Amongst the ash, shrouded by ash. So much ash. Powerful ash, shining embers of power. Look through the embers, look through the ash. Look at the bodies. Bodies, three bodies, powerful bodies - living yet not living. No, two living yet not living. One definitely living. Old, but living normally - how living normally when so old? Don’t ask silly questions, focus on the body.

Body, seen before, recognition. Why does recognition spark in the air like that? A leader, a leader of a cult. A powerful leader. Very powerful magic, bleeding off them. Leader, magic-user: wizard. Powerful wizard leading the cult. The powerful wizard from the vision.
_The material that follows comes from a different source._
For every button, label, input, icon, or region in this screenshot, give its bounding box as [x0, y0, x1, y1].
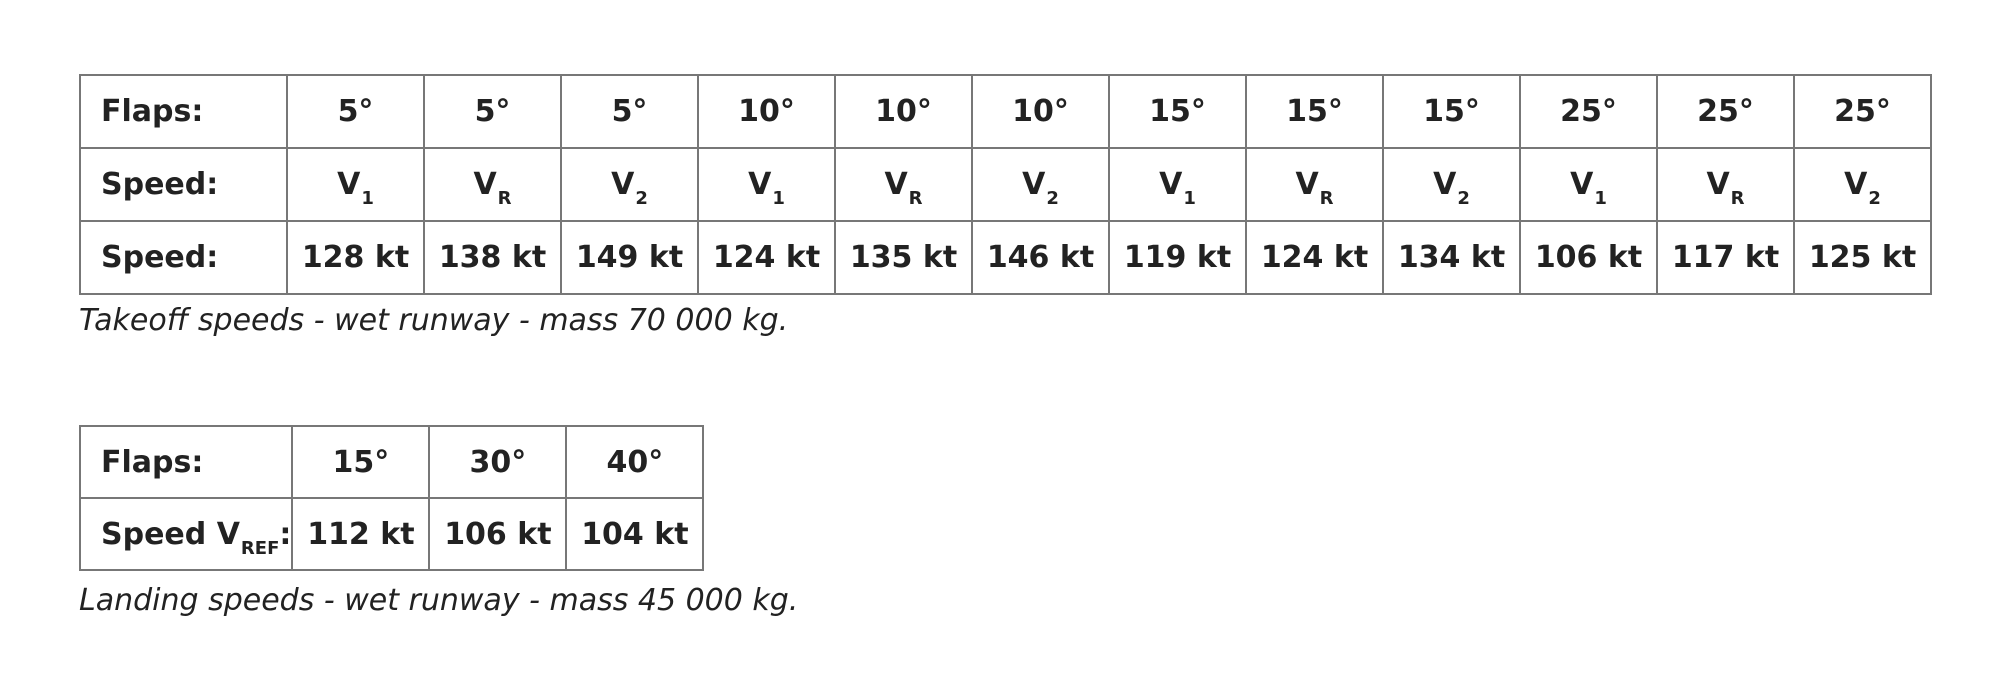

He is here, he is their leader - kill him.

Recognition sparks brightly.

“What happened to her?” Vice-Admiral Trench was pointing at her as Penumbra was pulled back to reality. The entire assembled force of Dominion Warriors, as well as Ablazed Glory, were staring at her as if something terrible had just happened.

Fortunately, Astrid was able to calm Penumbra’s nerves. “I saw it too,” she said, “tell them.”

I was forced into that vision, she thought, and it wasn’t like the other ones. Not now, Penumbra, there’s a time and a place for worrying about that sort of thing and this isn’t it.

She cleared her throat.

“The Cult’s leader is on the planet with us. I saw him in a vision and I can feel his location. If we attack now, we may be able to cut the head off of the snake.”

Vice-Admiral Trench nodded. “Alright, troopers, you heard her. Get to the ships and prepare for combat!”

Oddly trusting, she thought, for a commanding officer.